EDUCATIONAL TECHNOLOGY (ENGLISH, THESIS)
Master TR-NQF-HE: Level 7 QF-EHEA: Second Cycle EQF-LLL: Level 7

Course Introduction and Application Information

Course Code Course Name Semester Theoretical Practical Credit ECTS
CMP5103 Artificial Intelligence Spring 3 0 3 8
This catalog is for information purposes. Course status is determined by the relevant department at the beginning of semester.

Basic information

Language of instruction: English
Type of course: Departmental Elective
Course Level:
Mode of Delivery: Face to face
Course Coordinator : Dr. Öğr. Üyesi TEVFİK AYTEKİN
Course Lecturer(s): Prof. Dr. NAFİZ ARICA
Recommended Optional Program Components: None
Course Objectives: The objective of this course is to give the student the ability to apply artificial intelligence techniques, including search heuristics, knowledge representation, planning, reasoning and learning to various problems.

Learning Outcomes

The students who have succeeded in this course;
I. Be able to solve problems by applying a suitable search method.
II. Be able to implement minimax search and alpha-beta pruning in game playing.
III. Be able to use logical formalisms in modeling.
IV. Be able to apply supervised learning techniques to a given problem.
V. Be able to apply unsupervised learning techniques to a given problem.
VI. Be able to use the basic techniques in natural language processing.

Course Content

introduction; uninformed search strategies; informed (heuristic) search strategies; adversarial search; propositional logic; predicate logic; supervised learning techniques; unsupervised learning techniques; natural language processing.

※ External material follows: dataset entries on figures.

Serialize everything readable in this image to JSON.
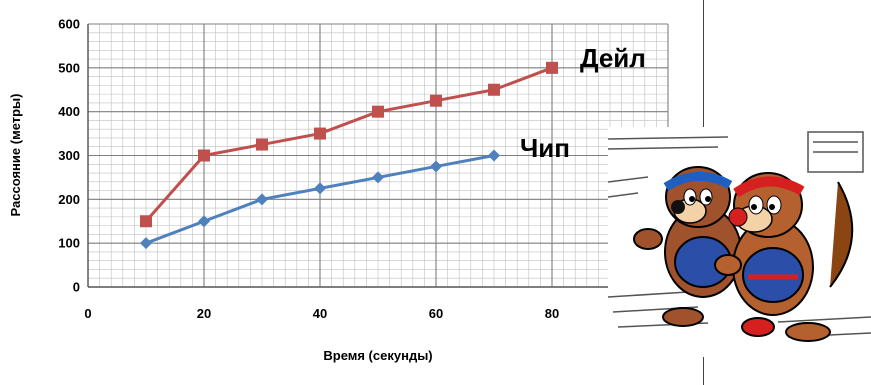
{
  "chart_data": {
    "type": "line",
    "title": "",
    "xlabel": "Время (секунды)",
    "ylabel": "Рассояние (метры)",
    "xlim": [
      0,
      100
    ],
    "ylim": [
      0,
      600
    ],
    "xticks": [
      0,
      20,
      40,
      60,
      80
    ],
    "yticks": [
      0,
      100,
      200,
      300,
      400,
      500,
      600
    ],
    "grid": true,
    "series": [
      {
        "name": "Дейл",
        "color": "#c0504d",
        "marker": "square",
        "x": [
          10,
          20,
          30,
          40,
          50,
          60,
          70,
          80
        ],
        "y": [
          150,
          300,
          325,
          350,
          400,
          425,
          450,
          500
        ]
      },
      {
        "name": "Чип",
        "color": "#4f81bd",
        "marker": "diamond",
        "x": [
          10,
          20,
          30,
          40,
          50,
          60,
          70
        ],
        "y": [
          100,
          150,
          200,
          225,
          250,
          275,
          300
        ]
      }
    ]
  },
  "illustration": {
    "icon": "chipmunks-running-icon"
  }
}
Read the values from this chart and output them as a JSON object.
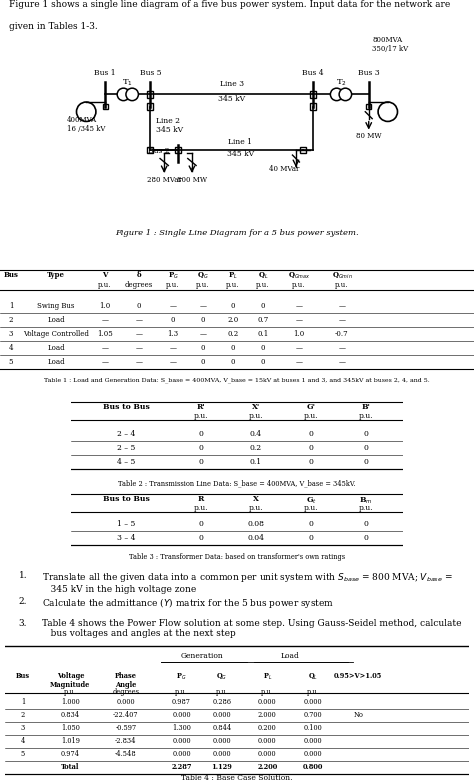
{
  "intro_text1": "Figure 1 shows a single line diagram of a five bus power system. Input data for the network are",
  "intro_text2": "given in Tables 1-3.",
  "fig_caption": "Figure 1 : Single Line Diagram for a 5 bus power system.",
  "table1_caption": "Table 1 : Load and Generation Data: S_base = 400MVA, V_base = 15kV at buses 1 and 3, and 345kV at buses 2, 4, and 5.",
  "table2_caption": "Table 2 : Transmission Line Data: S_base = 400MVA, V_base = 345kV.",
  "table3_caption": "Table 3 : Transformer Data: based on transformer's own ratings",
  "table4_caption": "Table 4 : Base Case Solution.",
  "t1_data": [
    [
      "1",
      "Swing Bus",
      "1.0",
      "0",
      "—",
      "—",
      "0",
      "0",
      "—",
      "—"
    ],
    [
      "2",
      "Load",
      "—",
      "—",
      "0",
      "0",
      "2.0",
      "0.7",
      "—",
      "—"
    ],
    [
      "3",
      "Voltage Controlled",
      "1.05",
      "—",
      "1.3",
      "—",
      "0.2",
      "0.1",
      "1.0",
      "-0.7"
    ],
    [
      "4",
      "Load",
      "—",
      "—",
      "—",
      "0",
      "0",
      "0",
      "—",
      "—"
    ],
    [
      "5",
      "Load",
      "—",
      "—",
      "—",
      "0",
      "0",
      "0",
      "—",
      "—"
    ]
  ],
  "t2_data": [
    [
      "2 – 4",
      "0",
      "0.4",
      "0",
      "0"
    ],
    [
      "2 – 5",
      "0",
      "0.2",
      "0",
      "0"
    ],
    [
      "4 – 5",
      "0",
      "0.1",
      "0",
      "0"
    ]
  ],
  "t3_data": [
    [
      "1 – 5",
      "0",
      "0.08",
      "0",
      "0"
    ],
    [
      "3 – 4",
      "0",
      "0.04",
      "0",
      "0"
    ]
  ],
  "t4_data": [
    [
      "1",
      "1.000",
      "0.000",
      "0.987",
      "0.286",
      "0.000",
      "0.000",
      ""
    ],
    [
      "2",
      "0.834",
      "-22.407",
      "0.000",
      "0.000",
      "2.000",
      "0.700",
      "No"
    ],
    [
      "3",
      "1.050",
      "-0.597",
      "1.300",
      "0.844",
      "0.200",
      "0.100",
      ""
    ],
    [
      "4",
      "1.019",
      "-2.834",
      "0.000",
      "0.000",
      "0.000",
      "0.000",
      ""
    ],
    [
      "5",
      "0.974",
      "-4.548",
      "0.000",
      "0.000",
      "0.000",
      "0.000",
      ""
    ],
    [
      "",
      "Total",
      "",
      "2.287",
      "1.129",
      "2.200",
      "0.800",
      ""
    ]
  ],
  "num_items": [
    "Translate all the given data into a common per unit system with $S_{base}$ = 800 MVA; $V_{base}$ =\n   345 kV in the high voltage zone",
    "Calculate the admittance ($Y$) matrix for the 5 bus power system",
    "Table 4 shows the Power Flow solution at some step. Using Gauss-Seidel method, calculate\n   bus voltages and angles at the next step"
  ]
}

Weekly Detailed Course Contents

Week Subject Related Preparation
1) Introduction
2) Uninformed Search Strategies
3) Uninformed Search Strategies
4) Informed (Heuristic) Search Strategies
5) Informed (Heuristic) Search Strategies
6) Adversarial Search
7) Propositional Logic
8) Predicate logic
9) Supervised Learning Techniques
10) Supervised Learning Teknileri
11) Unsupervised Learning Techniques
12) Unsupervised Learning Techniques
13) Natural Language Processing
14) Natural Language Processing
15) Final Exam

Sources

Course Notes / Textbooks: Russell, S., Norvig, P., Artificial Intelligence: A Modern Approach, (3rd edition), 2009.
 
Giarratano, J.C., Riley, G.D., Expert Systems: Principles and Programming, (4th edition), 2004.
References:

Evaluation System

Semester Requirements Number of Activities Level of Contribution
Presentation 1 % 10
Project 1 % 50
Final 1 % 40
Total % 100
PERCENTAGE OF SEMESTER WORK % 10
PERCENTAGE OF FINAL WORK % 90
Total % 100

ECTS / Workload Table

Activities Number of Activities Duration (Hours) Workload
Course Hours 14 3 42
Study Hours Out of Class 14 3 42
Project 1 42 42
Homework Assignments 7 8 56
Final 1 12 12
Total Workload 194

Contribution of Learning Outcomes to Programme Outcomes

No Effect 1 Lowest 2 Low 3 Average 4 High 5 Highest
           
Program Outcomes Level of Contribution
1) Students will be able to demonstrate theoretical and practical knowledge in the areas of Educational/Instructional Technology. 3
2) Students will be able to conduct research in the area of Educational/Instructional Technology.
3) Students will be able to plan and evaluate in the process of teaching information technologies.
4) Students will be able to select and implement appropriate strategies and techniques for teaching information technologies.
5) Students will be able to put their theoretical information into practice in the area of Educational/Instructional Technology.
6) Students will be able to design and develop educational materials, software and games. 4
7) Students will be able to implement information technologies effectively in and outside of educational environments. 1
8) Students will be able to measure and evaluate learners' performances in educational environments.
9) Students will be able to self-improve their knowledge continuously in information technologies.
10) Students will be able to act ethically in electronic and non-electronic educational environments, and pass these values to next generations.
11) Students will be able to plan, manage, and evaluate educational projects.
12) Students will be able to find out the technologic necessities of companies, and set up these technologies.